Tuesday, April 29, 2008

beautiful day

The weather is a very strange thing. When I rushed out of my townhouse around noon, it was cloudy and cold, which didn't add to my horrible mood. I'd woken up late, and on top of that, I was having a bad stomach episode. Anyway, class was over in an hour and upon walking outside, I realized that all the clouds had cleared and the sun was shining. It's a little chillier than I would've liked, but it is gorgeous outside.





(some shots taken very lazily from my bedroom window)

I'm taking it as a sign. I tend to do that a lot, because it inspires me to find mundane things and pretend they mean something. See, I was ready for today to be crappy because of my unfortunate morning. Had I not had a presentation in class, I would've definitely stayed in bed. I was ready to crash into my bed as soon as I returned from class. The weather totally changed my mind. Sunny, blue skies are apparently medicinal.

Now I just have this positive vibe about today.

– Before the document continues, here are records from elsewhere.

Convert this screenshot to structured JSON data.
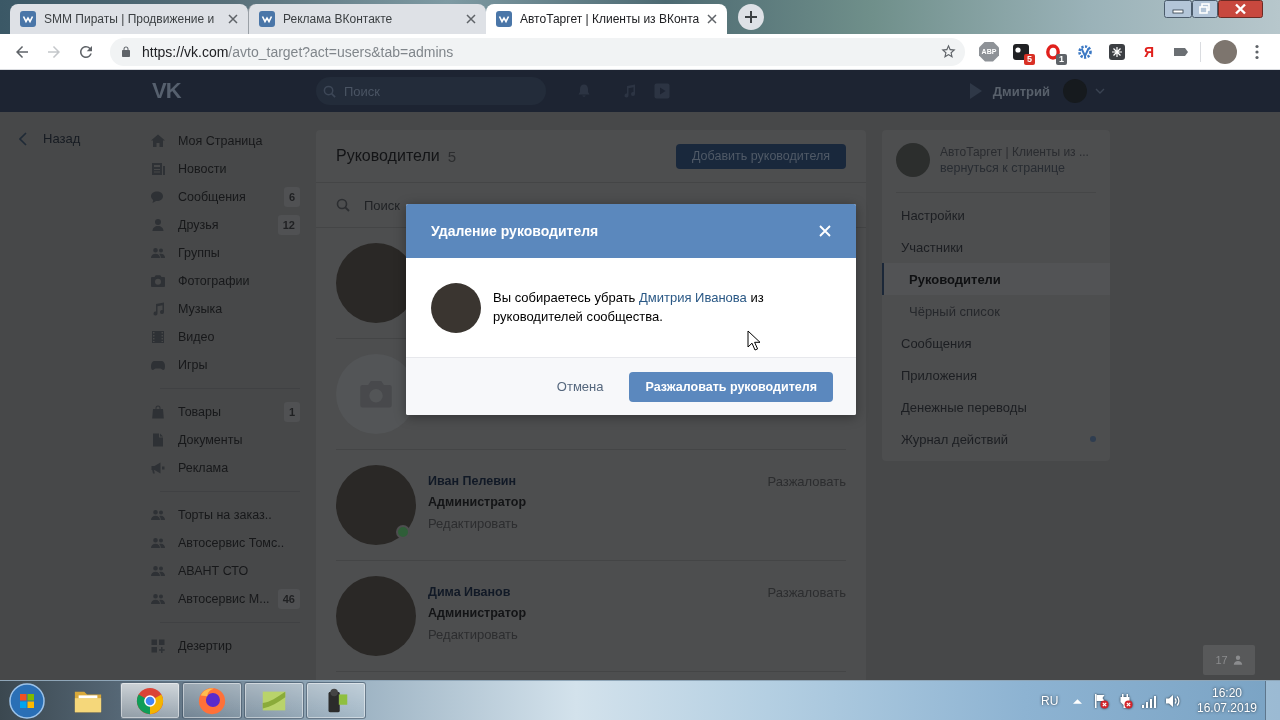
{
  "browser": {
    "tabs": [
      {
        "title": "SMM Пираты | Продвижение и",
        "selected": false
      },
      {
        "title": "Реклама ВКонтакте",
        "selected": false
      },
      {
        "title": "АвтоТаргет | Клиенты из ВКонта",
        "selected": true
      }
    ],
    "nav_buttons": [
      {
        "kind": "back",
        "disabled": false
      },
      {
        "kind": "forward",
        "disabled": true
      },
      {
        "kind": "reload",
        "disabled": false
      }
    ],
    "url_host": "https://vk.com",
    "url_path": "/avto_target?act=users&tab=admins",
    "extensions": [
      {
        "kind": "abp",
        "label": "ABP"
      },
      {
        "kind": "square",
        "badge": "5",
        "color": "#d93025"
      },
      {
        "kind": "ring",
        "badge": "1",
        "color": "#5f6368"
      },
      {
        "kind": "gear"
      },
      {
        "kind": "spider"
      },
      {
        "kind": "letter",
        "label": "Я"
      },
      {
        "kind": "tag"
      }
    ]
  },
  "site_header": {
    "logo": "VK",
    "search": {
      "placeholder": "Поиск"
    },
    "user_name": "Дмитрий"
  },
  "sidebar": {
    "back": "Назад",
    "sections": [
      {
        "items": [
          {
            "kind": "home",
            "label": "Моя Страница"
          },
          {
            "kind": "news",
            "label": "Новости"
          },
          {
            "kind": "messages",
            "label": "Сообщения",
            "badge": "6"
          },
          {
            "kind": "friends",
            "label": "Друзья",
            "badge": "12"
          },
          {
            "kind": "groups",
            "label": "Группы"
          },
          {
            "kind": "photos",
            "label": "Фотографии"
          },
          {
            "kind": "music",
            "label": "Музыка"
          },
          {
            "kind": "video",
            "label": "Видео"
          },
          {
            "kind": "games",
            "label": "Игры"
          }
        ]
      },
      {
        "items": [
          {
            "kind": "market",
            "label": "Товары",
            "badge": "1"
          },
          {
            "kind": "docs",
            "label": "Документы"
          },
          {
            "kind": "ads",
            "label": "Реклама"
          }
        ]
      },
      {
        "items": [
          {
            "kind": "community",
            "label": "Торты на заказ.."
          },
          {
            "kind": "community",
            "label": "Автосервис Томс.."
          },
          {
            "kind": "community",
            "label": "АВАНТ СТО"
          },
          {
            "kind": "community",
            "label": "Автосервис М...",
            "badge": "46"
          }
        ]
      },
      {
        "items": [
          {
            "kind": "apps",
            "label": "Дезертир"
          }
        ]
      }
    ]
  },
  "admins": {
    "title": "Руководители",
    "count": "5",
    "add_button": "Добавить руководителя",
    "search": {
      "placeholder": "Поиск"
    },
    "members": [
      {
        "kind": "photo"
      },
      {
        "kind": "placeholder"
      },
      {
        "kind": "photo",
        "name": "Иван Пелевин",
        "role": "Администратор",
        "edit": "Редактировать",
        "action": "Разжаловать",
        "online": true
      },
      {
        "kind": "photo",
        "name": "Дима Иванов",
        "role": "Администратор",
        "edit": "Редактировать",
        "action": "Разжаловать",
        "online": false
      }
    ]
  },
  "community_menu": {
    "name": "АвтоТаргет | Клиенты из ...",
    "back_link": "вернуться к странице",
    "items": [
      {
        "label": "Настройки",
        "selected": false,
        "unread": false
      },
      {
        "label": "Участники",
        "selected": false,
        "unread": false,
        "children": [
          {
            "label": "Руководители",
            "selected": true,
            "unread": false
          },
          {
            "label": "Чёрный список",
            "selected": false,
            "unread": false
          }
        ]
      },
      {
        "label": "Сообщения",
        "selected": false,
        "unread": false
      },
      {
        "label": "Приложения",
        "selected": false,
        "unread": false
      },
      {
        "label": "Денежные переводы",
        "selected": false,
        "unread": false
      },
      {
        "label": "Журнал действий",
        "selected": false,
        "unread": true
      }
    ]
  },
  "online_friends": "17",
  "dialog": {
    "title": "Удаление руководителя",
    "message_before": "Вы собираетесь убрать",
    "message_link": "Дмитрия Иванова",
    "message_after": "из руководителей сообщества.",
    "cancel": "Отмена",
    "confirm": "Разжаловать руководителя"
  },
  "taskbar": {
    "apps": [
      {
        "kind": "folder",
        "running": false,
        "selected": false
      },
      {
        "kind": "browser",
        "running": true,
        "selected": true
      },
      {
        "kind": "fox",
        "running": true,
        "selected": false
      },
      {
        "kind": "leaf",
        "running": true,
        "selected": false
      },
      {
        "kind": "camcorder",
        "running": true,
        "selected": false
      }
    ],
    "language": "RU",
    "time": "16:20",
    "date": "16.07.2019"
  }
}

That project I've been dreading forever seems like the easiest thing in the world. All those questions I had for RHA or for other classes are getting answered and stressing me out less and less. I have productivity running through my body. It's pretty crazy for someone who rarely gets that motivated to work.

Yesterday's weather was also indicative of my mood, I suppose. When I stepped out of my house on my way to meet my friend for dinner, the drizzling rain turned into a sudden downpour. It was strangely warm outside despite the rain, and I smiled at all of it. I have a very picky attitude when it comes to rain. At night, I adore it. During the day, not so much. Cold, rainy days make me really depressed and lazy. But if it's warm out, and the skies aren't too dark.. there's this strange appeal to it.

I better take advantage of this productive mood I'm in before it goes away, which could be in five days or five minutes. Let's hope it's the former.

Oh! And a quick Happy 3rd Anniversary! to my roommate Natalie and her boyfriend.